A grid-based image (approx. 30,000 nos) processing was utilized using R (programming language) and Google Earth Engine (GEE). Advanced machine learning techniques using Python were incorporated to estimate poverty in Bangladesh. By combining satellite imagery, machine learning algorithms, and poverty data, a Random Forest (RF) based Convolutional Neural Network (CNN) model was fitted using the training samples from the HIES 2016 poverty data. Then, ELL-based poverty estimation in 2016 was compared to the RF-based CNN model for the validated samples for accuracy assessment.
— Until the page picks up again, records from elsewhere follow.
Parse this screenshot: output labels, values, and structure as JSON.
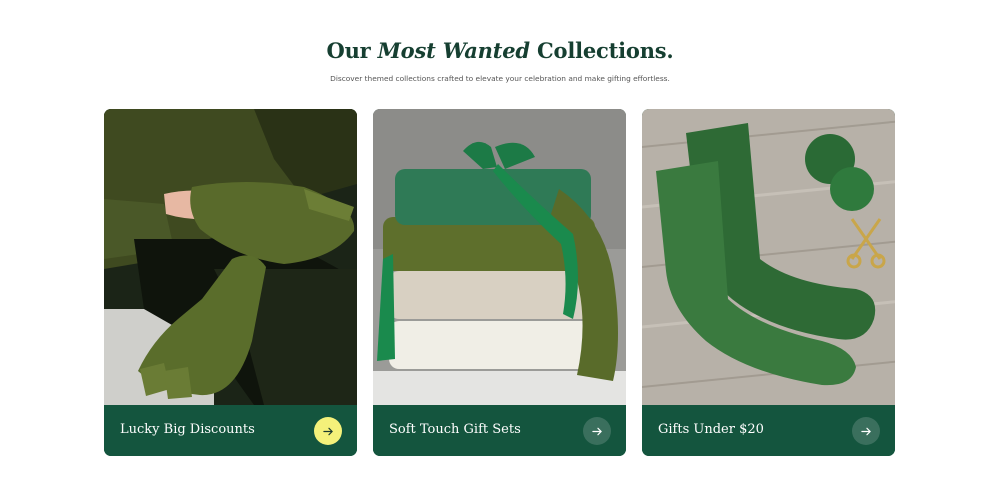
{
  "section": {
    "heading_pre": "Our ",
    "heading_em": "Most Wanted",
    "heading_post": " Collections.",
    "subtitle": "Discover themed collections crafted to elevate your celebration and make gifting effortless."
  },
  "cards": [
    {
      "title": "Lucky Big Discounts",
      "icon": "arrow-right-icon",
      "button_color": "#f4f17a",
      "image": "green knit gloves on woman"
    },
    {
      "title": "Soft Touch Gift Sets",
      "icon": "arrow-right-icon",
      "button_color": "#3a6f5d",
      "image": "stack of knit sweaters with green ribbon"
    },
    {
      "title": "Gifts Under $20",
      "icon": "arrow-right-icon",
      "button_color": "#3a6f5d",
      "image": "green knit socks with yarn and scissors"
    }
  ],
  "colors": {
    "brand_green": "#14553e",
    "heading": "#163f31",
    "accent_yellow": "#f4f17a"
  }
}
Seven types of layers were used in feature extraction, where out of 63617923 numbers of parameters, 5246979 were trainable, and 58370944 were non-trainable. Fifty epochs were used in the RF-based model to fit the model with poverty estimation using the ELL method with the HIES 2016 data and the accuracy of the feature extraction was 71%. Therefore, the model accuracy was 84 percent while running the code on the validation data. A data trend line indicating value concentration with the line along with distribution of poverty rate is shown here. A comparative statistics and maps for satellite and HIES maps are also shown in the report. According to this model, the estimated national average of poverty for 2022 is 19.0 where the lowest mean is recorded for Khulna division (18.3) and the highest is Barishal (20.0). Therefore, this model could be used for estimating the poverty situation in any inter-survey period, where sometimes the survey takes time to initiate timely.
Incorporating POI data, a land cover map, a road map, division headquarter location data, and other relevant ancillary data into the poverty estimation model can improve the accuracy and comprehensiveness of poverty estimates. Adopting this new model will enable BBS to provide policymakers with more frequent poverty estimates, which can assist in making informed decisions.